Of the total copper produced, Teck sold 128,000mt in H1 2020, down from 151,000mt sold in the same period last year. It sold 55,000mt in Q2 2020, down from 77,000mt in the same quarter last year.

 

Teck’s refined zinc production remained unchanged in H1 2020 from the same period last year at 149,000mt, though zinc concentrate output dropped to 212,000mt from 285,000mt during the same period.
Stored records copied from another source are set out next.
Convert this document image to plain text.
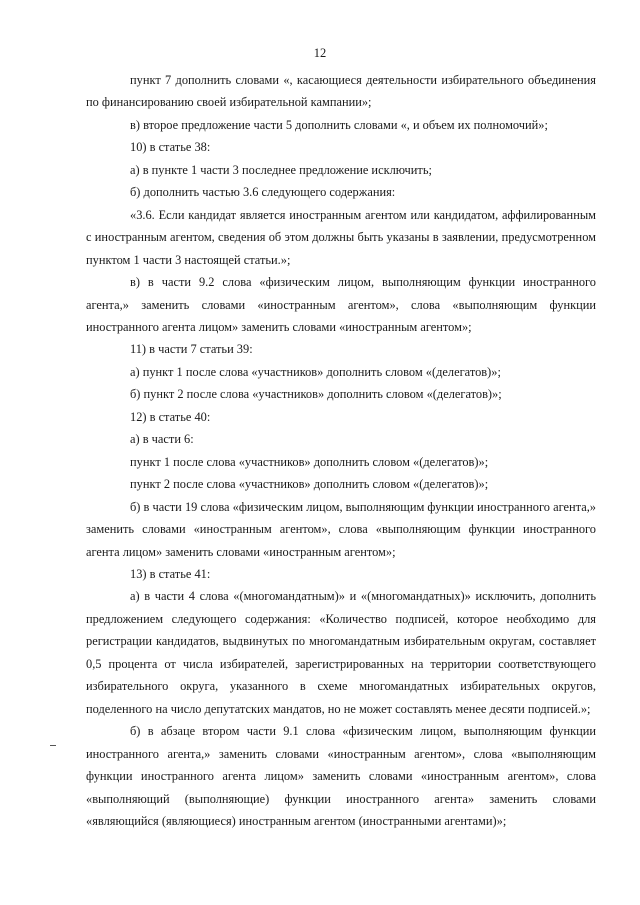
12

пункт 7 дополнить словами «, касающиеся деятельности избирательного объединения по финансированию своей избирательной кампании»;

в) второе предложение части 5 дополнить словами «, и объем их полномочий»;

10) в статье 38:

а) в пункте 1 части 3 последнее предложение исключить;

б) дополнить частью 3.6 следующего содержания:

«3.6. Если кандидат является иностранным агентом или кандидатом, аффилированным с иностранным агентом, сведения об этом должны быть указаны в заявлении, предусмотренном пунктом 1 части 3 настоящей статьи.»;

в) в части 9.2 слова «физическим лицом, выполняющим функции иностранного агента,» заменить словами «иностранным агентом», слова «выполняющим функции иностранного агента лицом» заменить словами «иностранным агентом»;

11) в части 7 статьи 39:

а) пункт 1 после слова «участников» дополнить словом «(делегатов)»;

б) пункт 2 после слова «участников» дополнить словом «(делегатов)»;

12) в статье 40:

а) в части 6:

пункт 1 после слова «участников» дополнить словом «(делегатов)»;

пункт 2 после слова «участников» дополнить словом «(делегатов)»;

б) в части 19 слова «физическим лицом, выполняющим функции иностранного агента,» заменить словами «иностранным агентом», слова «выполняющим функции иностранного агента лицом» заменить словами «иностранным агентом»;

13) в статье 41:

а) в части 4 слова «(многомандатным)» и «(многомандатных)» исключить, дополнить предложением следующего содержания: «Количество подписей, которое необходимо для регистрации кандидатов, выдвинутых по многомандатным избирательным округам, составляет 0,5 процента от числа избирателей, зарегистрированных на территории соответствующего избирательного округа, указанного в схеме многомандатных избирательных округов, поделенного на число депутатских мандатов, но не может составлять менее десяти подписей.»;

б) в абзаце втором части 9.1 слова «физическим лицом, выполняющим функции иностранного агента,» заменить словами «иностранным агентом», слова «выполняющим функции иностранного агента лицом» заменить словами «иностранным агентом», слова «выполняющий (выполняющие) функции иностранного агента» заменить словами «являющийся (являющиеся) иностранным агентом (иностранными агентами)»;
Teck’s annual zinc production estimate stands at 600,000-645,000mt with H2 2020 output being estimated at 315,000-345,000mt. 

 

In Q2 2020, the company’s refined zinc production declined to 70,000mt from 75,000mt during the same quarter last year, while zinc concentrate output almost halved to 84,000mt from 166,000mt during the same period.

 

Refined zinc sales were flat at 150,000mt in H1 2020 compared with the same six months last year, while quarterly sales for the product fell to 70,000mt from 75,000mt in Q2 2020. Zinc concentrate sales declined to 227,000mt in H1 2020 from 234,000mt during the same period last year and declined to 93,000mt in Q2 2020 from 95,000mt in the same quarter last year. 

 

Zinc output is expected to improve in Q3 as the company plans to return the Red Dog mine to full production during the quarter.

 

The company reported a loss of CA$461mn ($343.81mn) in H1 2020 compared with a profit of CA$861mn during the same six months last year. In Q2 2020, the company reported a loss of CA$149mn compared with a profit of $231mn in the same period in 2019.